Der haushaltspolitische Sprecher der Grünen, Oswald Metzger, hat seine Partei vor einer Wende in der Wirtschafts- und Sozialpolitik gewarnt. "Links von der SPD können die Grünen sich nicht positionieren", sagte Metzger dem Tagesspiegel. Diese Absicht unterstellt Metzger seiner Parteifreundin Kerstin Müller, die gefordert hatte, die Grünen müssten ihr sozialpolitisches Profil ändern. Damit spitzt sich ein Richtungsstreit innerhalb der Grünen zu, der sich seit den Wahlen im Südwesten abzeichnet. Angesichts der Stimmenverluste müsse die Partei klarer für Sozialstandards in der Wirtschafts- und Tarifpolitik eintreten, sagte Müller.

Müller sagte der "Süddeutschen Zeitung", man müsse sich als Partei des "sozialen Interessenausgleichs" profilieren. Dahinter steckt die Auffassung, die Grünen sollten ihre linke Anhängerschaft bedienen, um aus den kommenden Wahlen gestärkt hervorzugehen.

Metzger widerspricht vehment: "Mit einem Rückfall zu gewerkschaftlichen Positionen werden wir an der Fünf-Prozent-Hürde scheitern und untergehen." Für Metzger müssen sich die Grünen als "marktwirtschaftliche Linke" profilieren. Mindestens so absurd wie der Versuch, Umweltminister Jürgen Trittin zum Sündenbock zu stempeln, sei der Vorwurf, am schlechten Wahlergebnis im Südwesten sei die wirtschaftspolitische Position der Grünen schuld.
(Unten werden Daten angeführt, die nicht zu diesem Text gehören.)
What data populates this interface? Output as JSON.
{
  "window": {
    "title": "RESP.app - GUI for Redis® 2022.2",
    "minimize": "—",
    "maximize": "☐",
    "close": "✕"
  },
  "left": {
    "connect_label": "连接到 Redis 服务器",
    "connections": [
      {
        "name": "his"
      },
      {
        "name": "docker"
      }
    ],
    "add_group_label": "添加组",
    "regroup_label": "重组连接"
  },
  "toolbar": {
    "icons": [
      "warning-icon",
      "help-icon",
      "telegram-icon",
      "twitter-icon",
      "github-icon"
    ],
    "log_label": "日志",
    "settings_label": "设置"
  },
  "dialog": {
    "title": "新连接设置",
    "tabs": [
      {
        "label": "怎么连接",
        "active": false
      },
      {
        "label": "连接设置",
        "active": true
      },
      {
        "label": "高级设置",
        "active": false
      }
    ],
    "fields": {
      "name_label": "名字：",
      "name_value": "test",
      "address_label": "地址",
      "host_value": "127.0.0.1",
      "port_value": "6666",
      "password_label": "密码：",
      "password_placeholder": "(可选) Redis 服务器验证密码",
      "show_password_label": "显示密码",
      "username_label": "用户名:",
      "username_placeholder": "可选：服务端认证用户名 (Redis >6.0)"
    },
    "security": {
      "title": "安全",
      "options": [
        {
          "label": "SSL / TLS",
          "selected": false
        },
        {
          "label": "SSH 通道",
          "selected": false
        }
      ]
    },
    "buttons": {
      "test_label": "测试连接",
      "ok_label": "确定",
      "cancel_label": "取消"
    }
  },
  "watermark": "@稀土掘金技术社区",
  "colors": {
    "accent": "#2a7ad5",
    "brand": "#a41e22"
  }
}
Metzger plädiert dafür, die ordnungspolitische Position der Grünen zu stärken.

Als Bundesgenossinnen dieser Auffassung nennt er die Staatssekretärin im Wirtschaftsministerium Margareta Wolf und die Vorsitzende des Finanzausschusses im Bundestag, Christine Scheel. So viel wirtschaftspolitische Kompetenz gebe es in keiner anderen Partei. Genau diese liberale Position der Grünen habe zum Beispiel in der Diskussion über die Rentereform zur Einführung eines demographischen Ausgleichsfaktors in der Rentenformel geführt. Den Vorwurf von Müller, die Position der Grünen lese sich wie ein Lobbyistenpapier der Arbeitgeber, verstehe er nicht.

Er sei froh, dass die Grünen jetzt endlich über ihren wirtschaftspolitischen Kurs diskutierten, sagte Metzger. Daraus wird aus seiner Sicht auch das zentrale Thema beim Bundesparteitag im Herbst in Rostock.
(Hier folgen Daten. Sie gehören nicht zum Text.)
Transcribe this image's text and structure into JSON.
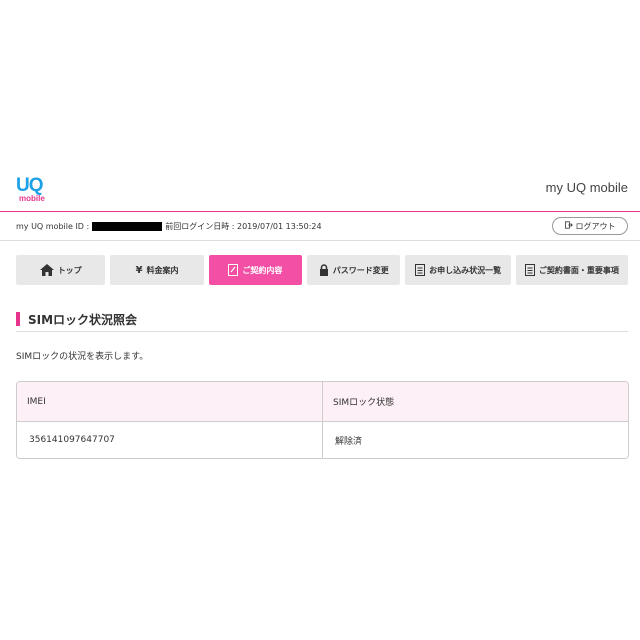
{
  "header": {
    "logo_uq": "UQ",
    "logo_mobile": "mobile",
    "site_title": "my UQ mobile"
  },
  "userbar": {
    "id_label": "my UQ mobile ID :",
    "last_login_label": "前回ログイン日時 : 2019/07/01 13:50:24",
    "logout_label": "ログアウト"
  },
  "nav": {
    "tabs": [
      {
        "label": "トップ",
        "icon": "home-icon"
      },
      {
        "label": "料金案内",
        "icon": "yen-icon"
      },
      {
        "label": "ご契約内容",
        "icon": "document-edit-icon",
        "active": true
      },
      {
        "label": "パスワード変更",
        "icon": "lock-icon"
      },
      {
        "label": "お申し込み状況一覧",
        "icon": "document-icon"
      },
      {
        "label": "ご契約書面・重要事項",
        "icon": "document-icon"
      }
    ]
  },
  "page": {
    "title": "SIMロック状況照会",
    "description": "SIMロックの状況を表示します。"
  },
  "table": {
    "headers": [
      "IMEI",
      "SIMロック状態"
    ],
    "rows": [
      [
        "356141097647707",
        "解除済"
      ]
    ]
  },
  "colors": {
    "accent": "#e8338c",
    "active_tab": "#f24fa5",
    "logo_blue": "#1ea0e6",
    "table_header_bg": "#fdf0f6"
  }
}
Eine Beschränkung der Grünen-Programmatik auf Ökologie reiche nicht mehr aus; ein Rückfall in eine Position, die vom umverteilenden Staat das Heil erwarte, sei der falsche Weg. Deshalb widerspricht Metzger auch in allen Einzelpunkten den Vorschlägen seiner Fraktiosvorsitzenden: Weder die Verpflichtung zu Sozial- und Tarifstandards bei der Vergabe öffentlicher Aufträge, noch eine Ausweitung der Mitbestimmung sei mit Marktwirtschaft und Wettbewerb zu vereinbaren.
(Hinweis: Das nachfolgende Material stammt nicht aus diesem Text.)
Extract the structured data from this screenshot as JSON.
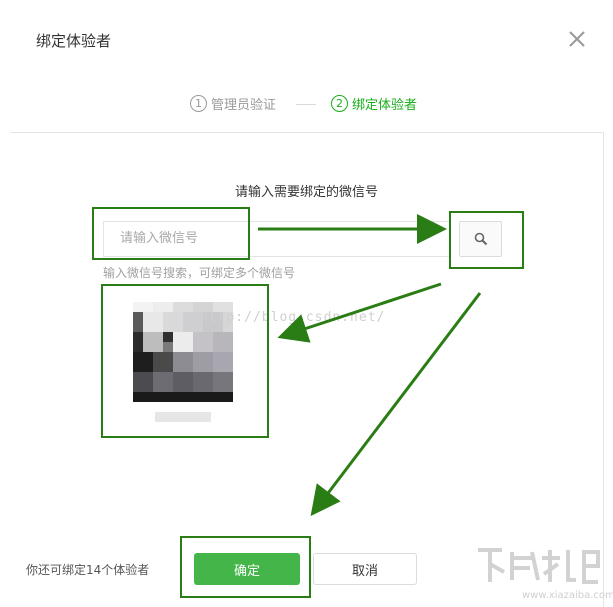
{
  "dialog": {
    "title": "绑定体验者"
  },
  "steps": [
    {
      "num": "1",
      "label": "管理员验证",
      "state": "done"
    },
    {
      "num": "2",
      "label": "绑定体验者",
      "state": "active"
    }
  ],
  "form": {
    "prompt": "请输入需要绑定的微信号",
    "placeholder": "请输入微信号",
    "hint": "输入微信号搜索，可绑定多个微信号"
  },
  "watermark": "http://blog.csdn.net/",
  "footer": {
    "remaining_text": "你还可绑定14个体验者",
    "confirm_label": "确定",
    "cancel_label": "取消"
  },
  "logo": {
    "url": "www.xiazaiba.com"
  },
  "colors": {
    "accent": "#1aad19",
    "confirm_bg": "#44b549",
    "annotation": "#2a7d14"
  },
  "icons": {
    "close": "close-icon",
    "search": "search-icon"
  }
}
Metzger erinnerte daran, dass der Fraktionsvorsitzende Rezzo Schlauch sich für Öffnungsklauseln bei der Lohnfindung ausgesprochen hatte. Auch Wolf hatte angekündigt, sich in den parlamentarischen Beratungen über das Betriebsverfassungsgesetz für "betriebliche Bündnisse für Arbeit" einzusetzen, die vom Flächentarif abweichen.